Country in 60th position for 2025
Portugal has fallen five places in the World Happiness Report 2025, released today, to a world where many might say ‘happiness can only be relative’, given what is happening in various parts of the globe.
But taking it at its most basic level, Portugal’s happiness is now ranked in 60th position, with a score of 6,103 points, compared to 6,030 in 2024.
This study – published by Oxford University’s Wellbeing Research Centre, and carried out in partnership with the Gallup analysis company and the United Nations Sustainable Development Solutions Network – still considers Finland to be the happiest country in the world (for the eighth consecutive year), ahead of other Nordic countries, which once again top the ranking.
Considering Finland’s prime minister was looking anything but happy yesterday, in the company of Ukraine’s Volodymyr Zelenskyy, and warning of the threats to his own country’s and Europe’s safety, one can appreciate how divorced from reality this study has become. For example, Israel is considered the 8th most happy country in the world (in spite of having large parts of its population protesting regularly against the bellicose nature of its government). Afghanistan, however, remains in last place (147th) in the index – and no one would argue with that.
So how is this rarefied ranking calculated?
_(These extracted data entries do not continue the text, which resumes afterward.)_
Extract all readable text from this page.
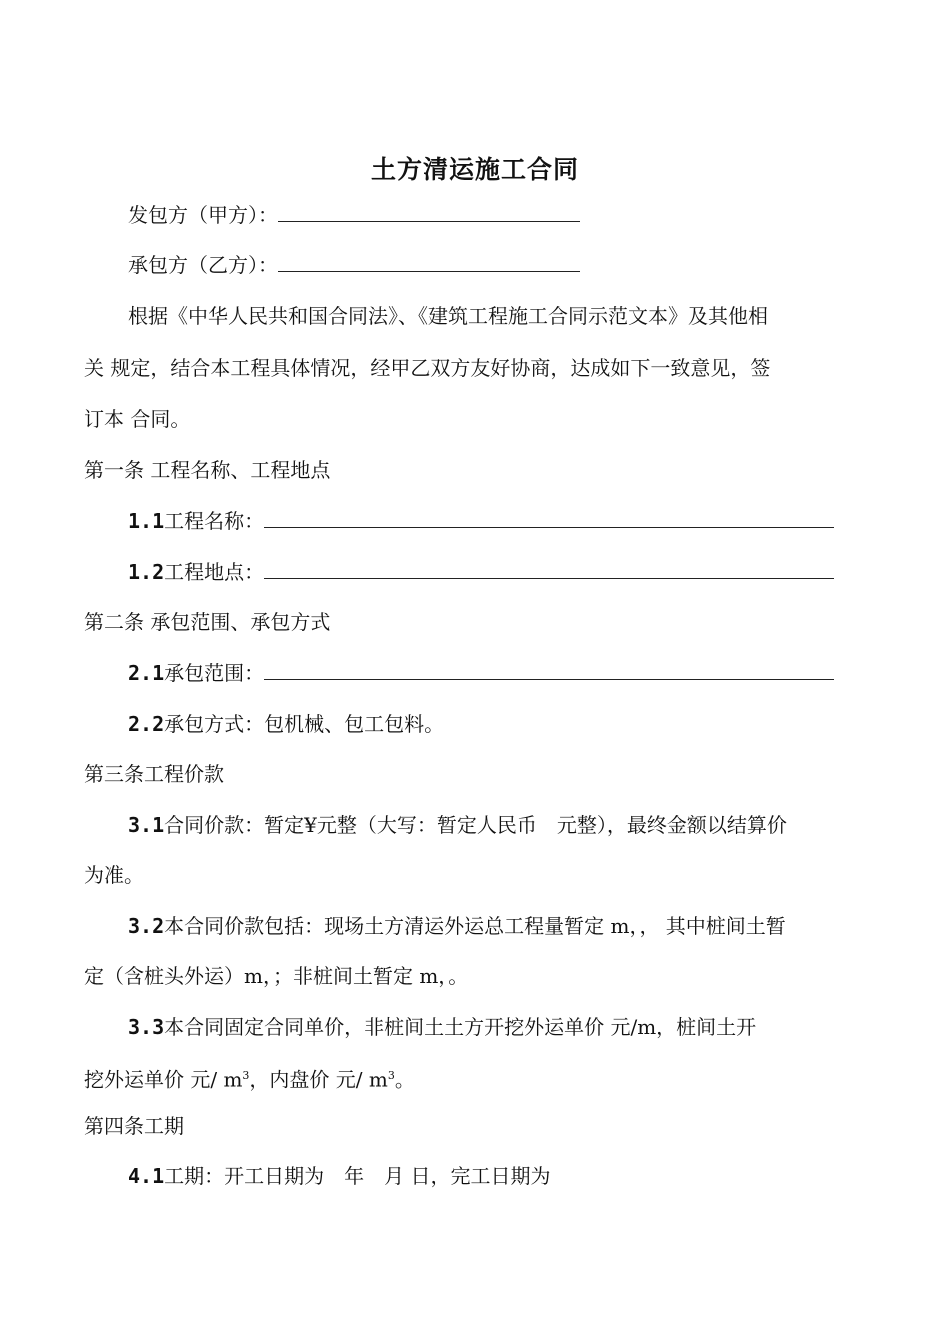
土方清运施工合同
发包方（甲方）：
承包方（乙方）：
根据《中华人民共和国合同法》、《建筑工程施工合同示范文本》及其他相
关 规定，结合本工程具体情况，经甲乙双方友好协商，达成如下一致意见，签
订本 合同。
第一条 工程名称、工程地点
1.1工程名称：
1.2工程地点：
第二条 承包范围、承包方式
2.1承包范围：
2.2承包方式：包机械、包工包料。
第三条工程价款
3.1合同价款：暂定¥元整（大写：暂定人民币　元整），最终金额以结算价
为准。
3.2本合同价款包括：现场土方清运外运总工程量暂定 m，， 其中桩间土暂
定（含桩头外运）m，；非桩间土暂定 m，。
3.3本合同固定合同单价，非桩间土土方开挖外运单价 元/m，桩间土开
挖外运单价 元/ $m^3$，内盘价 元/ $m^3$。
第四条工期
4.1工期：开工日期为　年　月 日，完工日期为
It all depends on answers to surveys in which people are asked to evaluate their own lives, and “experts in economics, psychology, sociology and others try to explain the variations between countries (…) using factors such as Gross Domestic Product per capita, healthy life expectancy, whether respondents have someone to count on, feelings of freedom, generosity and perceptions of corruption”.
The surveys do not appear to ask people questions about how they are feeling about the general direction of the world/ or its political leaders: the answers seem to centre on simple things, like “sharing meals with other people, having someone to rely on for social support, and the size of the household”.
In Mexico and Europe, for example, a household of four or five people is what predicts the highest levels of happiness, according to the study.
“Believing in the goodness of others is also much more closely linked to happiness than previously thought. By way of example, the report suggests that people who believe that others are willing to return their wallet if they lose it are a strong indicator of a population’s overall happiness. The Nordic countries are among the top places when it comes to the expected and actual return of a lost wallet, according to the study,” writes Lusa.
The United States, where so many citizens have fallen into states of despair/ depression since the re-election of President Trump, happiness levels are at their lowest position yet (24th, compared to 11th in 2011). But this has little to do with Donald Trump. According to the study, it is more connected to the isolation people feel in their immediate lives: “the number of people who dine alone has increased by 53% in the last two decades”.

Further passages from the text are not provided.